Norman is as famous as Dracula before him and Hannibal Lecter after him -- and directly related both to The Wolf Man(or werewolves in general) and Dr Jekyll and Mr. Hyde in his personality split of nice and murderous. (But IS it a split, really?)
Norman Bates is a "trick" villain, however: For most of the running time of Psycho, he is NOT the killer(to us.) He is a sympathetic accomplice to his mother's murders, and hence clearly OF "the bad guys," but not entirely(to us)...a bad guy. Famously cast with handsome young (but "odd") heartthrob (and Oscar nominee) Anthony Perkins, Norman was famously portrayed as a sweet, nervous, lonely young man whose best friend is his mother. Less famously, Norman gets nastier and nastier as the story goes along -- the true monster within is slowly hinted at, and then fully revealed in the cell at the end. Perkins work -- particularly in his final expressions in the cell at the end -- earn him a top slot on the "snubbed Best Actor nominations" list -- and on the "snubbed Best Actor wins list."
But wait there's more: Norman may not seem the killer for most of Psycho's running time, but MRS BATES sure is. Norman Bates is a "twofer" as movie villains go, because long before Michael Myers wore his William Shatner mask and long before Jason wore his hockey mask and long before the "Scream" killer(s) wore their art scream mask...there was Mrs. Bates, she of the shadowy face and obscene strength and truly scary tendency to stay off screen only until she emerged to kill people most bloodily with a big knife.

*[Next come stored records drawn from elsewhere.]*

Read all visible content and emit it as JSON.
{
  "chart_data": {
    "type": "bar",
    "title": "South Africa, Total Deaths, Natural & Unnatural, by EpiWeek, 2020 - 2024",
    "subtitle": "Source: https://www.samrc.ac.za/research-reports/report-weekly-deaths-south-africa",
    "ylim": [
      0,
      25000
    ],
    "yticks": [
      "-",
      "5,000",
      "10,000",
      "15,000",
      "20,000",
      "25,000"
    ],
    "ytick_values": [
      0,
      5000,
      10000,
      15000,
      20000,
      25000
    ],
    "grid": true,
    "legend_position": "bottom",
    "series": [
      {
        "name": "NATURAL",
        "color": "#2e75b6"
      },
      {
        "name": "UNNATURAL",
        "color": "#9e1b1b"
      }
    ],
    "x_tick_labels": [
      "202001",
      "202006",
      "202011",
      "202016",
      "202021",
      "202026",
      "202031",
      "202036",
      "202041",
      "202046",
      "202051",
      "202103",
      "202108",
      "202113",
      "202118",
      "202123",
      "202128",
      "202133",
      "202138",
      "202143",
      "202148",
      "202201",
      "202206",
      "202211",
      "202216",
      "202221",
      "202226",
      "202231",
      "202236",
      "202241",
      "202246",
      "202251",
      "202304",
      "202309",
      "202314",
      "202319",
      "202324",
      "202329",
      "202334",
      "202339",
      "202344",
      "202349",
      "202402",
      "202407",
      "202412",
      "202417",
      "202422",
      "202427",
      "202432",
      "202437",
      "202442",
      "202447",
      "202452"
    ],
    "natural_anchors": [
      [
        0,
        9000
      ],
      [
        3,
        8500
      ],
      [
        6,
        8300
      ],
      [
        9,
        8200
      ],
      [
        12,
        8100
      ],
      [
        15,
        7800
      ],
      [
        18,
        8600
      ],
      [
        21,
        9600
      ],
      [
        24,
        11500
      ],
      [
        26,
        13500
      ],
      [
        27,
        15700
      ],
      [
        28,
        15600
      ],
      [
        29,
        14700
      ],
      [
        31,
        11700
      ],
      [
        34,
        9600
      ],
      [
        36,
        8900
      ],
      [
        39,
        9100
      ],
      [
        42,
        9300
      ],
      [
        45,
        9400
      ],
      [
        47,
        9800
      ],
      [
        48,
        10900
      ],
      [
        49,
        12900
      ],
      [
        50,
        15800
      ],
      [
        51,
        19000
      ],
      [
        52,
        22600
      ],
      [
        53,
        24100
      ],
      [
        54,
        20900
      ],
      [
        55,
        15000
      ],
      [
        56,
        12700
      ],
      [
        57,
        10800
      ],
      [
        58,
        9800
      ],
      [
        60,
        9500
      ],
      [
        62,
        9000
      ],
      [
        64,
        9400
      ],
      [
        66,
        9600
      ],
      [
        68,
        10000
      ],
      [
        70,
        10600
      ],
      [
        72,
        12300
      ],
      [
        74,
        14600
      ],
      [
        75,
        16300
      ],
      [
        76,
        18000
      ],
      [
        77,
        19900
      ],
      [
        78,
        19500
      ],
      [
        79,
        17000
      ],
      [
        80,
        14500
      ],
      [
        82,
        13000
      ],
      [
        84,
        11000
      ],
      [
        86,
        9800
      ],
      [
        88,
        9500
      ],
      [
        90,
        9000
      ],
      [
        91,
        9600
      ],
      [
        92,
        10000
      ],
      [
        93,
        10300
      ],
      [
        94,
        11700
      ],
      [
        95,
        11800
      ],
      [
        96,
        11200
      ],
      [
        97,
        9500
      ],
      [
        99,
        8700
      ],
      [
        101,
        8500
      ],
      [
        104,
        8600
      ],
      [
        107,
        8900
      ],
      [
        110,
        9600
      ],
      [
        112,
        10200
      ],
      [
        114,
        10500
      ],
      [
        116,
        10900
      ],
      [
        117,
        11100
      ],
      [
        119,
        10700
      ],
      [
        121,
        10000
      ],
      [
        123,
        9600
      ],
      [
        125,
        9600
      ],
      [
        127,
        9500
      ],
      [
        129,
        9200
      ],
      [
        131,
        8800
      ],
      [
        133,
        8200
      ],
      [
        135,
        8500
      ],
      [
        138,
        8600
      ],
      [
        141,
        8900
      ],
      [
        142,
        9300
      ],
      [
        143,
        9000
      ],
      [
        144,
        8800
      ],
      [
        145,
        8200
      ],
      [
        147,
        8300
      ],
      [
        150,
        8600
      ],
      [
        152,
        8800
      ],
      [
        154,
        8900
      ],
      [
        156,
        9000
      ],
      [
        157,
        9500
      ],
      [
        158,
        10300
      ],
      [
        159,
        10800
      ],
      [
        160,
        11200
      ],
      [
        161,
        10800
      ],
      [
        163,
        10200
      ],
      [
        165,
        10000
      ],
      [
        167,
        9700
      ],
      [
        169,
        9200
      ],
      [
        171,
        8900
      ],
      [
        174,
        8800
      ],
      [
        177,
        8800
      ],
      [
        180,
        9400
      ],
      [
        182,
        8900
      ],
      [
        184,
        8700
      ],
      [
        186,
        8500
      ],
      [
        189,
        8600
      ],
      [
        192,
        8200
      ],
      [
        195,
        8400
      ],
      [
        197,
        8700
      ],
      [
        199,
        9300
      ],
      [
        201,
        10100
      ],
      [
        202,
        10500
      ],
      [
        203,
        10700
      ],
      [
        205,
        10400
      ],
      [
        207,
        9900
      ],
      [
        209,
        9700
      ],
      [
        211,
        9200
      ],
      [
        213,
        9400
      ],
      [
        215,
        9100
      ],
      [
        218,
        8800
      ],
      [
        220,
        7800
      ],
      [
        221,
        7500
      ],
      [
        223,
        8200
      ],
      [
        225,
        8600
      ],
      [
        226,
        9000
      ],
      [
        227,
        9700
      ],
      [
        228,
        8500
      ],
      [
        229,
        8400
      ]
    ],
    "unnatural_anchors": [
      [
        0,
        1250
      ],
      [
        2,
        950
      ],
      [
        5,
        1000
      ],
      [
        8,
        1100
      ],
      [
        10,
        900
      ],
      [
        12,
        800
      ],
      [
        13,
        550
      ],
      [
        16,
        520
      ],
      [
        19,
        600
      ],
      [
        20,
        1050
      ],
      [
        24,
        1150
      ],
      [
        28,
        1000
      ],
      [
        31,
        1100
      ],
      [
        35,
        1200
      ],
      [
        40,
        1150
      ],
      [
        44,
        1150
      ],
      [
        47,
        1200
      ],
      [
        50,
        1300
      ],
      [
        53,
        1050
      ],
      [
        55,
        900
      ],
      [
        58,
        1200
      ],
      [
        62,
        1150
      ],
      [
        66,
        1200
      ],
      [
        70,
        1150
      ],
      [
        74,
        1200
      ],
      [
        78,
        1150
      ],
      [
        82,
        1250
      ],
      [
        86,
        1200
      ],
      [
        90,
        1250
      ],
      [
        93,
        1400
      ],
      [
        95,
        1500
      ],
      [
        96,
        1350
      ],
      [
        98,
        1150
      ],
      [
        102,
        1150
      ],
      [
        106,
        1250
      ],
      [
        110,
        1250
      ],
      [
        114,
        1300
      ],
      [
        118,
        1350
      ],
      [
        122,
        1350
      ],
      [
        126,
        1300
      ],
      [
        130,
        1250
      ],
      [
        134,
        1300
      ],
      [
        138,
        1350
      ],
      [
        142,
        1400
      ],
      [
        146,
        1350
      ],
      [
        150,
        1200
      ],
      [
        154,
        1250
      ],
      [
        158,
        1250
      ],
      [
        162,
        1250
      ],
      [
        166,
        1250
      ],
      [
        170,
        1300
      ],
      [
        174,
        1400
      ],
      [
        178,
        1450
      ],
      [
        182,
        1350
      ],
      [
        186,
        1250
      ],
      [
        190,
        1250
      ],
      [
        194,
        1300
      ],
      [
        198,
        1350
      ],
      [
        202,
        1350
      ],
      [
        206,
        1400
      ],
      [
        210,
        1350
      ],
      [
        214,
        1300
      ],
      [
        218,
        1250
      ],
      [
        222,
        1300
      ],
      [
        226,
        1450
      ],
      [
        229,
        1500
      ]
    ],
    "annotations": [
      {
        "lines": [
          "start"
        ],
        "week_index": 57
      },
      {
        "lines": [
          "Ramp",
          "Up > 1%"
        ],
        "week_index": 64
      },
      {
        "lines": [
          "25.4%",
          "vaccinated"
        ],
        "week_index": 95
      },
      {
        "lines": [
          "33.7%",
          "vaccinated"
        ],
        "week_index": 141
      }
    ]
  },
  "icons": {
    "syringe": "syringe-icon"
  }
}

Mrs. Bates the Monster Mother preceded by decades the more constantly seen Myers and Jason...and in some ways, that works better for the suspense and terror in Psycho. For over a half hour after she kills Marion in the shower, Mrs. Bates is never seen(except once in a window by Arbogast) and hovers over the proceedings as we fear when next we will see her "in action." When she FINALLY emerges(so fast, so vicious, so robotic) to attack Arbogast on the stairs, we sceam hard because she is STILL just as bad as we feared her to be. Then, a long wait begins again as Lila explores the house and Mrs. B makes her fruit cellar move.
Yes, with Norman Bates we get "two, two, two villains in one": a monster to haunt our nightmares(Mrs. Bates in killing mode) and a man to haunt our lives(the sweet inscrutable Norman.)
NUMBER TWO: Robert Walker, as Bruno Anthony, in Strangers on a Train(1951.)
On a "standard" list of great Hitchcock villains, Walker as Bruno should be Number One -- because he clearly IS the villain of his film from practically our first glimpse of him -- his SHOES. They are flashy, overdone -- in constrast to the hero's most no-nonsense shoes. The shoes are on feet that are moving with purpose into a train station, onto a train and to a "brief bumping"(instigated by the hero, not the villain) and we're off! Barely two minutes into the film, and our villain is HERE. (It takes 30 minutes to get Norman into Psycho, yet another reason Bruno should be Number One.)